Ontem, na entrevista coletiva sobre a fase "Pixuleco" da Operação Lava-Jato, o procurador Carlos Fernando Lima citou diversas vezes o ex-presidente Lula, para deixar claro que o escândalo da Petrobras começou ainda no seu primeiro governo. Perguntado se considerava Dirceu a liderança mais importante para o esquema de corrupção na Petrobras, o procurador fez questão de afirmar que Dirceu "é um dos principais, mas não o único".
Indagado se o ex-presidente Lula será investigado, Carlos Fernando Lima disse, escolhendo as palavras, que "neste momento não existe nenhum indicativo de necessidade de prisão de quem quer que seja que não esteja preso". Mas deixou claro que "nenhuma pessoa num regime republicano está isenta de ser investigada".
Ainda deu-se ao trabalho de explicar que "apenas pessoas com foro privilegiado devem ser investigadas em foro competente. Um ex-presidente pode ser investigado em primeiro grau".
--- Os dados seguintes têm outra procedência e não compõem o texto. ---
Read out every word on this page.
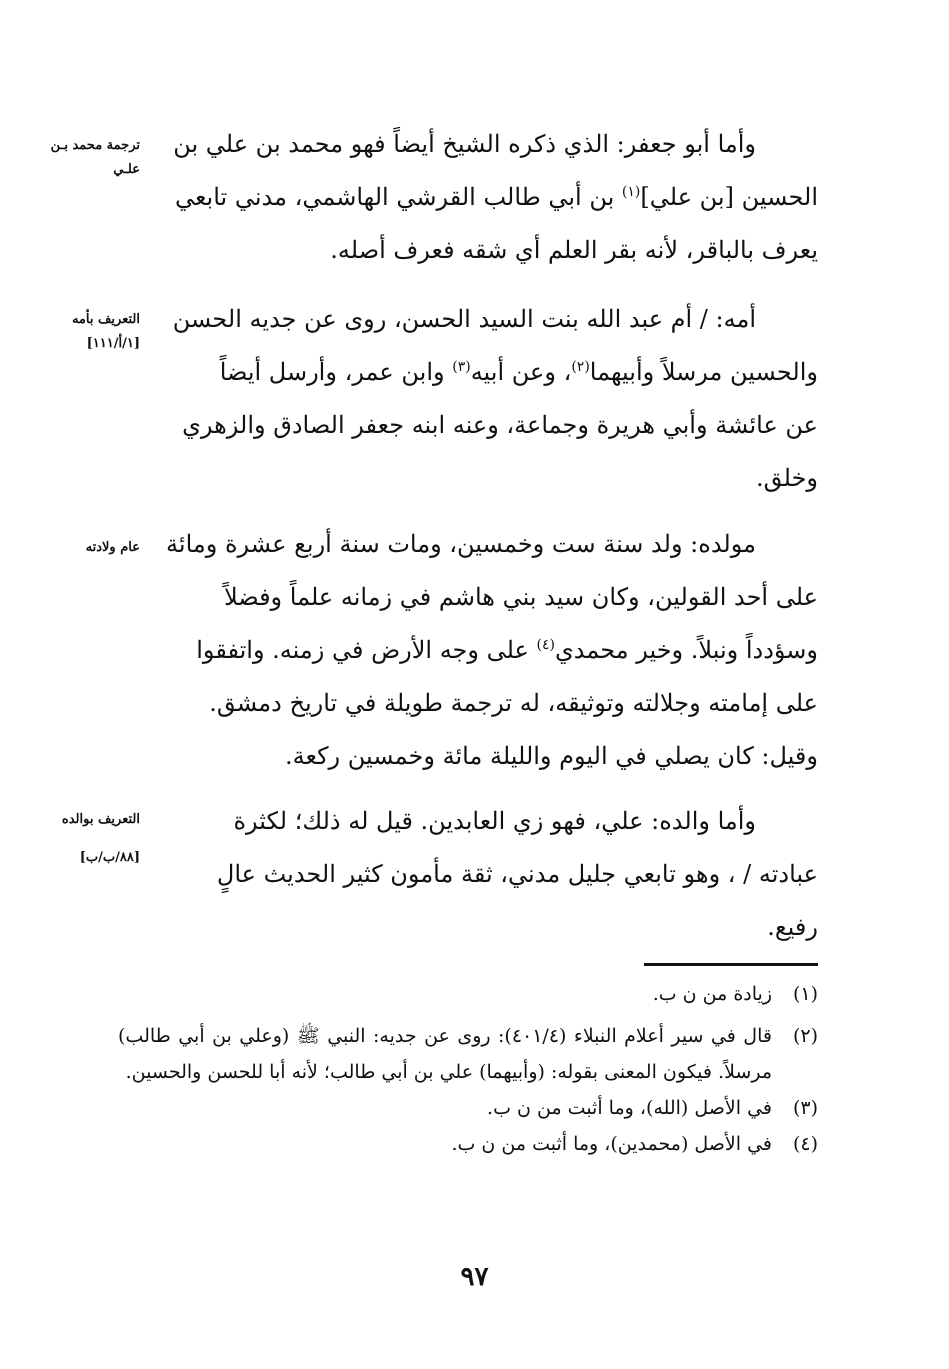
وأما أبو جعفر: الذي ذكره الشيخ أيضاً فهو محمد بن علي بن
الحسين [بن علي]$^{(١)}$ بن أبي طالب القرشي الهاشمي، مدني تابعي
يعرف بالباقر، لأنه بقر العلم أي شقه فعرف أصله.

ترجمة محمد بـن علـي

أمه: / أم عبد الله بنت السيد الحسن، روى عن جديه الحسن
والحسين مرسلاً وأبيهما$^{(٢)}$، وعن أبيه$^{(٣)}$ وابن عمر، وأرسل أيضاً
عن عائشة وأبي هريرة وجماعة، وعنه ابنه جعفر الصادق والزهري
وخلق.

التعريف بأمه
[١/أ/١١١]

مولده: ولد سنة ست وخمسين، ومات سنة أربع عشرة ومائة
على أحد القولين، وكان سيد بني هاشم في زمانه علماً وفضلاً
وسؤدداً ونبلاً. وخير محمدي$^{(٤)}$ على وجه الأرض في زمنه. واتفقوا
على إمامته وجلالته وتوثيقه، له ترجمة طويلة في تاريخ دمشق.
وقيل: كان يصلي في اليوم والليلة مائة وخمسين ركعة.

عام ولادته

وأما والده: علي، فهو زي العابدين. قيل له ذلك؛ لكثرة
عبادته / ، وهو تابعي جليل مدني، ثقة مأمون كثير الحديث عالٍ
رفيع.

التعريف بوالده
[٨٨/ب/ب]

(١)
زيادة من ن ب.

(٢)
قال في سير أعلام النبلاء (٤٠١/٤): روى عن جديه: النبي ﷺ (وعلي بن أبي طالب) مرسلاً. فيكون المعنى بقوله: (وأبيهما) علي بن أبي طالب؛ لأنه أبا للحسن والحسين.

(٣)
في الأصل (الله)، وما أثبت من ن ب.

(٤)
في الأصل (محمدين)، وما أثبت من ن ب.

٩٧
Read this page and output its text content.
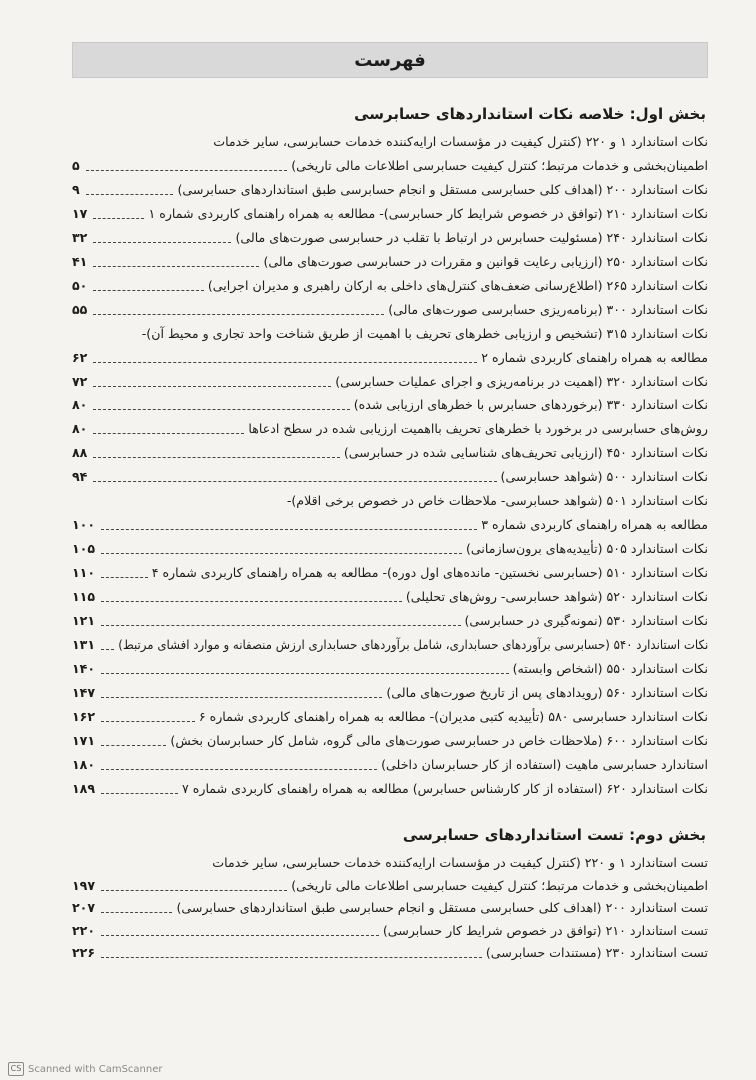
فهرست
بخش اول: خلاصه نکات استانداردهای حسابرسی
نکات استاندارد ۱ و ۲۲۰ (کنترل کیفیت در مؤسسات ارایه‌کننده خدمات حسابرسی، سایر خدمات
اطمینان‌بخشی و خدمات مرتبط؛ کنترل کیفیت حسابرسی اطلاعات مالی تاریخی)
۵
نکات استاندارد ۲۰۰ (اهداف کلی حسابرسی مستقل و انجام حسابرسی طبق استانداردهای حسابرسی)
۹
نکات استاندارد ۲۱۰ (توافق در خصوص شرایط کار حسابرسی)- مطالعه به همراه راهنمای کاربردی شماره ۱
۱۷
نکات استاندارد ۲۴۰ (مسئولیت حسابرس در ارتباط با تقلب در حسابرسی صورت‌های مالی)
۳۲
نکات استاندارد ۲۵۰ (ارزیابی رعایت قوانین و مقررات در حسابرسی صورت‌های مالی)
۴۱
نکات استاندارد ۲۶۵ (اطلاع‌رسانی ضعف‌های کنترل‌های داخلی به ارکان راهبری و مدیران اجرایی)
۵۰
نکات استاندارد ۳۰۰ (برنامه‌ریزی حسابرسی صورت‌های مالی)
۵۵
نکات استاندارد ۳۱۵ (تشخیص و ارزیابی خطرهای تحریف با اهمیت از طریق شناخت واحد تجاری و محیط آن)-
مطالعه به همراه راهنمای کاربردی شماره ۲
۶۲
نکات استاندارد ۳۲۰ (اهمیت در برنامه‌ریزی و اجرای عملیات حسابرسی)
۷۲
نکات استاندارد ۳۳۰ (برخوردهای حسابرس با خطرهای ارزیابی شده)
۸۰
روش‌های حسابرسی در برخورد با خطرهای تحریف بااهمیت ارزیابی شده در سطح ادعاها
۸۰
نکات استاندارد ۴۵۰ (ارزیابی تحریف‌های شناسایی شده در حسابرسی)
۸۸
نکات استاندارد ۵۰۰ (شواهد حسابرسی)
۹۴
نکات استاندارد ۵۰۱ (شواهد حسابرسی- ملاحظات خاص در خصوص برخی اقلام)-
مطالعه به همراه راهنمای کاربردی شماره ۳
۱۰۰
نکات استاندارد ۵۰۵ (تأییدیه‌های برون‌سازمانی)
۱۰۵
نکات استاندارد ۵۱۰ (حسابرسی نخستین- مانده‌های اول دوره)- مطالعه به همراه راهنمای کاربردی شماره ۴
۱۱۰
نکات استاندارد ۵۲۰ (شواهد حسابرسی- روش‌های تحلیلی)
۱۱۵
نکات استاندارد ۵۳۰ (نمونه‌گیری در حسابرسی)
۱۲۱
نکات استاندارد ۵۴۰ (حسابرسی برآوردهای حسابداری، شامل برآوردهای حسابداری ارزش منصفانه و موارد افشای مرتبط)
۱۳۱
نکات استاندارد ۵۵۰ (اشخاص وابسته)
۱۴۰
نکات استاندارد ۵۶۰ (رویدادهای پس از تاریخ صورت‌های مالی)
۱۴۷
نکات استاندارد حسابرسی ۵۸۰ (تأییدیه کتبی مدیران)- مطالعه به همراه راهنمای کاربردی شماره ۶
۱۶۲
نکات استاندارد ۶۰۰ (ملاحظات خاص در حسابرسی صورت‌های مالی گروه، شامل کار حسابرسان بخش)
۱۷۱
استاندارد حسابرسی ماهیت (استفاده از کار حسابرسان داخلی)
۱۸۰
نکات استاندارد ۶۲۰ (استفاده از کار کارشناس حسابرس) مطالعه به همراه راهنمای کاربردی شماره ۷
۱۸۹
بخش دوم: تست استانداردهای حسابرسی
تست استاندارد ۱ و ۲۲۰ (کنترل کیفیت در مؤسسات ارایه‌کننده خدمات حسابرسی، سایر خدمات
اطمینان‌بخشی و خدمات مرتبط؛ کنترل کیفیت حسابرسی اطلاعات مالی تاریخی)
۱۹۷
تست استاندارد ۲۰۰ (اهداف کلی حسابرسی مستقل و انجام حسابرسی طبق استانداردهای حسابرسی)
۲۰۷
تست استاندارد ۲۱۰ (توافق در خصوص شرایط کار حسابرسی)
۲۲۰
تست استاندارد ۲۳۰ (مستندات حسابرسی)
۲۲۶
CS Scanned with CamScanner
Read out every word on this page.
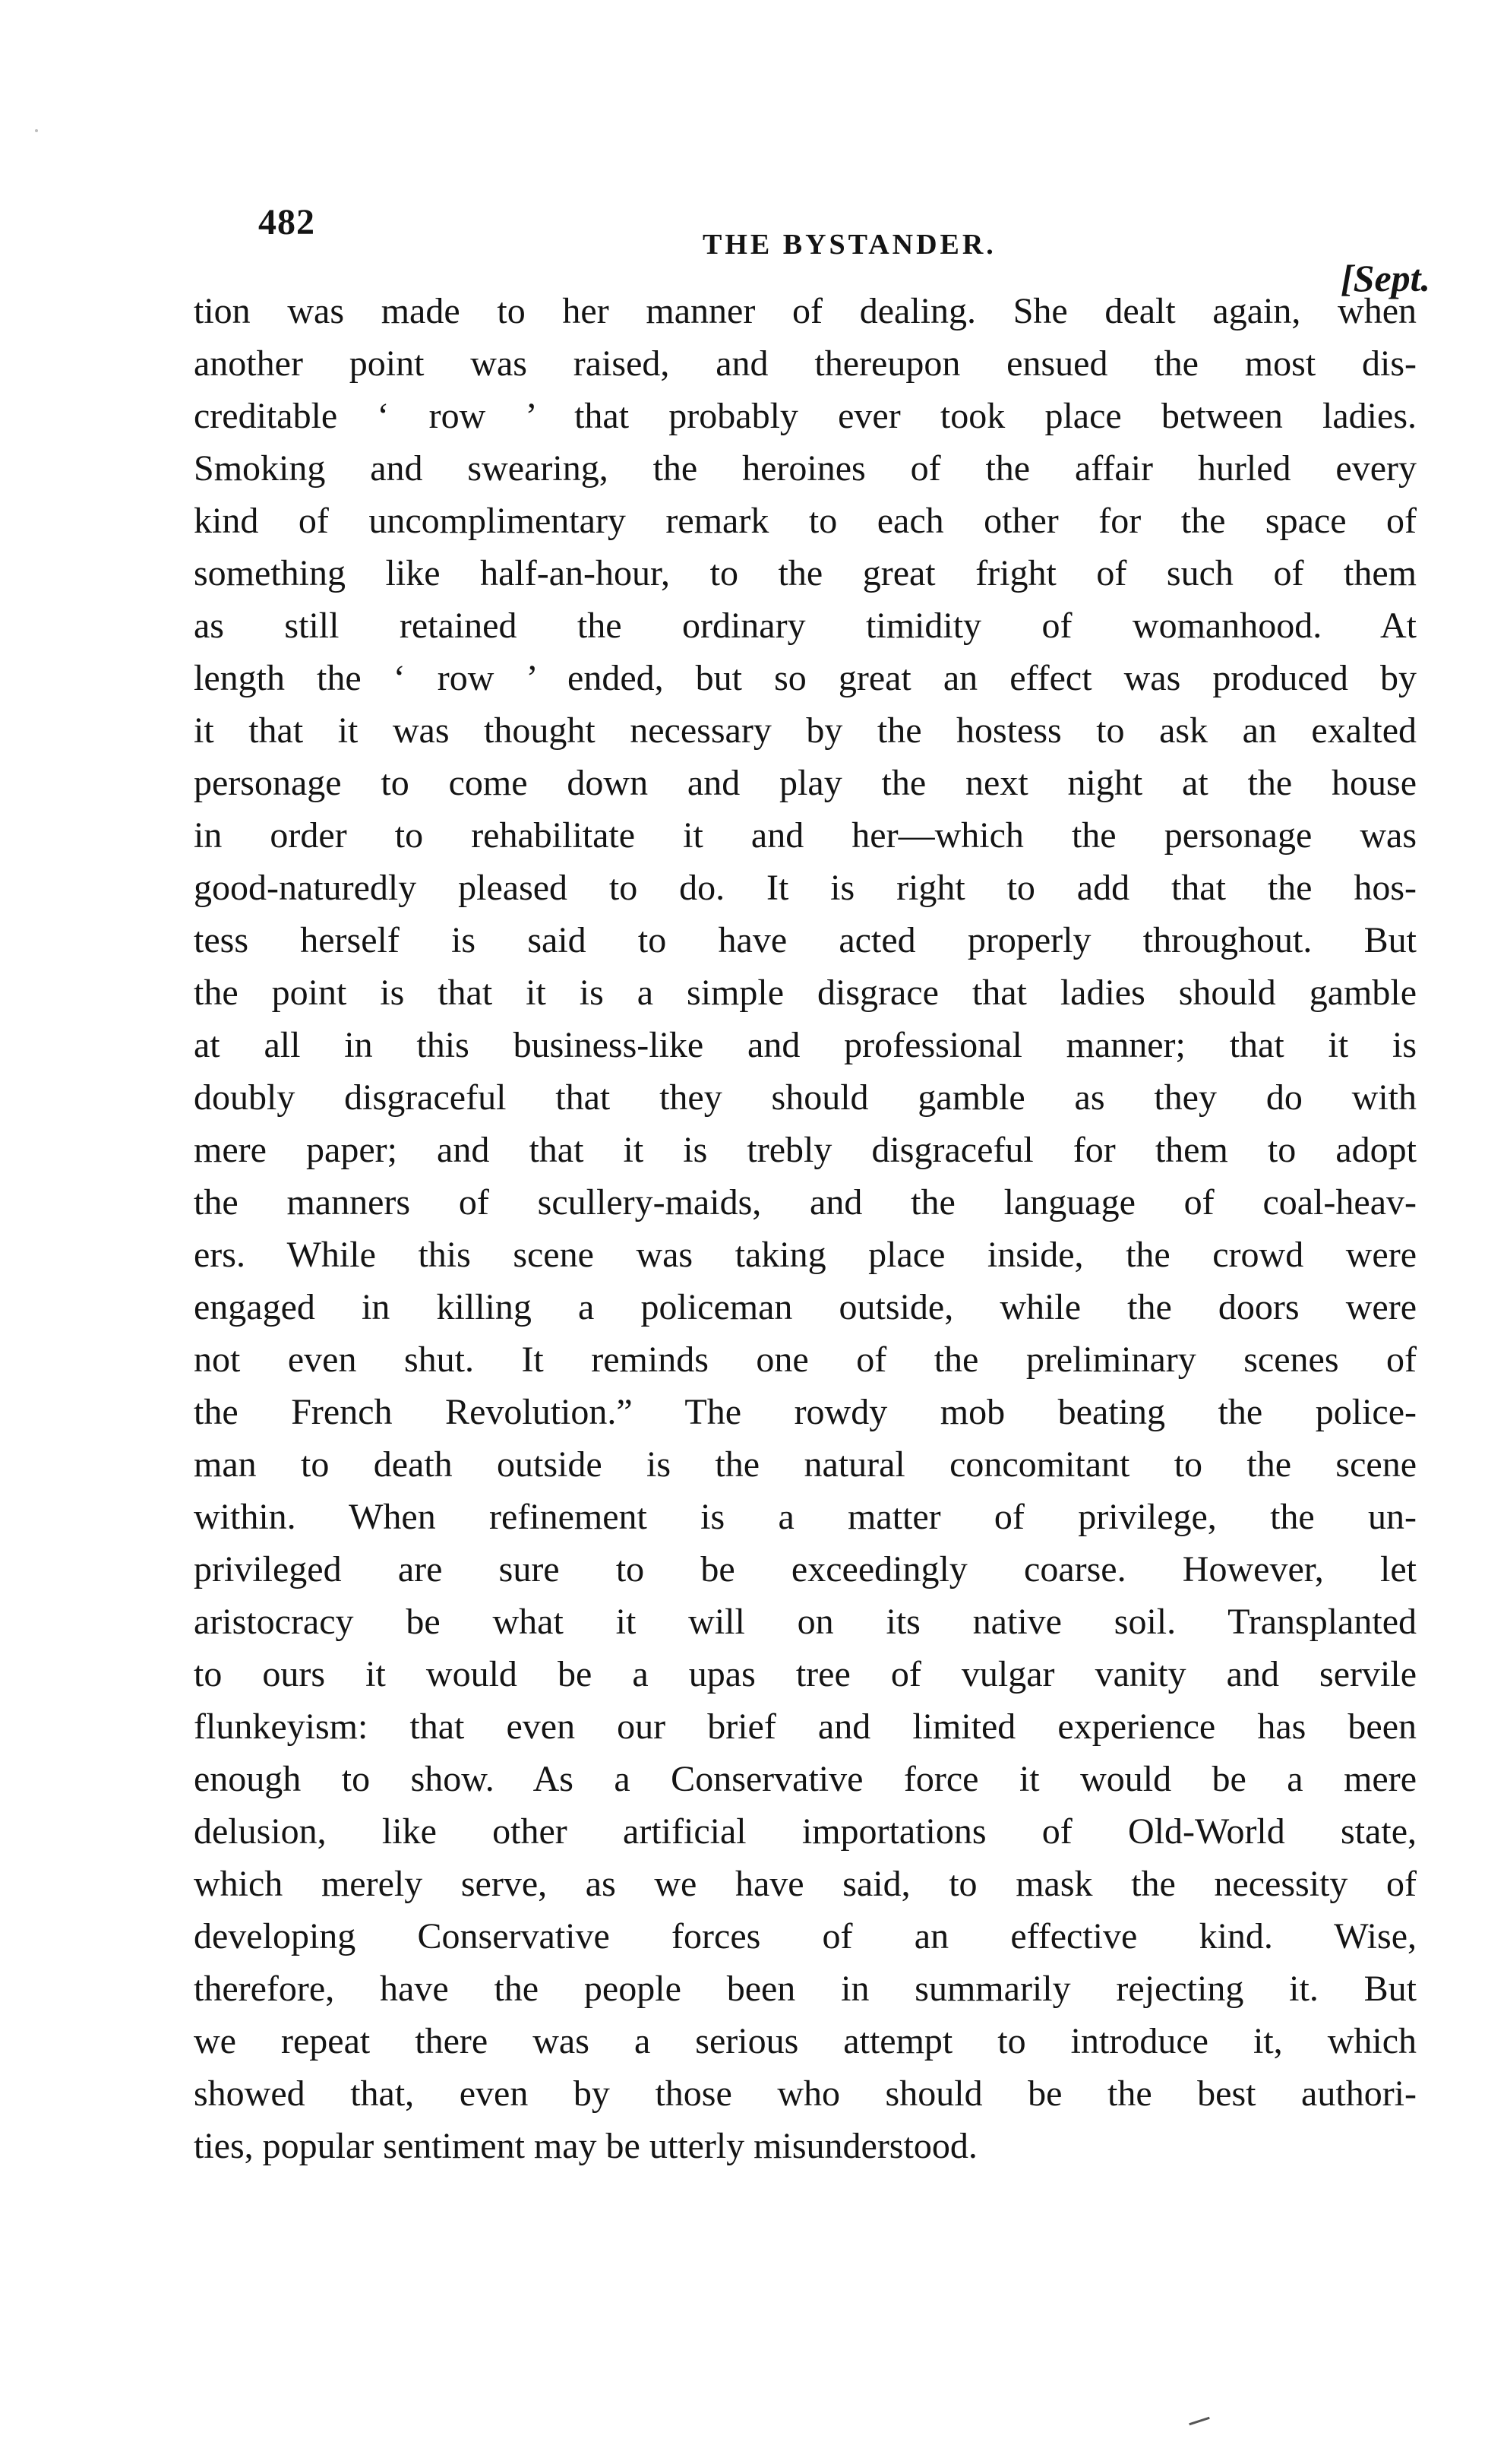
482
THE BYSTANDER.
[Sept.
tion was made to her manner of dealing. She dealt again, when
another point was raised, and thereupon ensued the most dis-
creditable ‘ row ’ that probably ever took place between ladies.
Smoking and swearing, the heroines of the affair hurled every
kind of uncomplimentary remark to each other for the space of
something like half-an-hour, to the great fright of such of them
as still retained the ordinary timidity of womanhood. At
length the ‘ row ’ ended, but so great an effect was produced by
it that it was thought necessary by the hostess to ask an exalted
personage to come down and play the next night at the house
in order to rehabilitate it and her—which the personage was
good-naturedly pleased to do. It is right to add that the hos-
tess herself is said to have acted properly throughout. But
the point is that it is a simple disgrace that ladies should gamble
at all in this business-like and professional manner; that it is
doubly disgraceful that they should gamble as they do with
mere paper; and that it is trebly disgraceful for them to adopt
the manners of scullery-maids, and the language of coal-heav-
ers. While this scene was taking place inside, the crowd were
engaged in killing a policeman outside, while the doors were
not even shut. It reminds one of the preliminary scenes of
the French Revolution.” The rowdy mob beating the police-
man to death outside is the natural concomitant to the scene
within. When refinement is a matter of privilege, the un-
privileged are sure to be exceedingly coarse. However, let
aristocracy be what it will on its native soil. Transplanted
to ours it would be a upas tree of vulgar vanity and servile
flunkeyism: that even our brief and limited experience has been
enough to show. As a Conservative force it would be a mere
delusion, like other artificial importations of Old-World state,
which merely serve, as we have said, to mask the necessity of
developing Conservative forces of an effective kind. Wise,
therefore, have the people been in summarily rejecting it. But
we repeat there was a serious attempt to introduce it, which
showed that, even by those who should be the best authori-
ties, popular sentiment may be utterly misunderstood.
A questão central é que a chegada do PT ao poder fez com que a corrupção se tornasse "endêmica e disseminada, como metástase", na definição de outro procurador. Ou, na definição de Carlos Fernando Lima: "(...) Houve uma sistematização da corrupção no governo do PT, como compra de apoio parlamentar". De maneira enigmática, ele deixou um recado direto a bom entendedor como Lula: "Temos uma ideia boa e clara de onde podemos chegar, mas isso é fato sigiloso".
É certo que ainda existe um temor reverencial quando se fala de Lula em nível institucional, pois em nível popular esse medo já se desfez. O próprio ex-presidente Fernando Henrique fica cheio de dedos quando o assunto é uma possível prisão de Lula. Ora diz que sua prisão "dividiria o país", que Lula é um líder popular e que "não se deve quebrar esse símbolo".
Mais tarde, em uma nota com o objetivo de esclarecer declarações a uma revista alemã, disse que se Lula merecer ser preso "é de lamentar, porque terá jogado fora (coisa que vem fazendo aos poucos) sua história..".
Como se vê, já é possível perguntar e discutir se Lula vai ser preso, o que indica que são muitos os indícios que o envolvem com as empreiteiras do petrolão. Agora resta aguardar para ver se nossa democracia já está madura o suficiente para vermos com naturalidade, embora indignados, um ex-presidente da República sendo investigado por corrupção.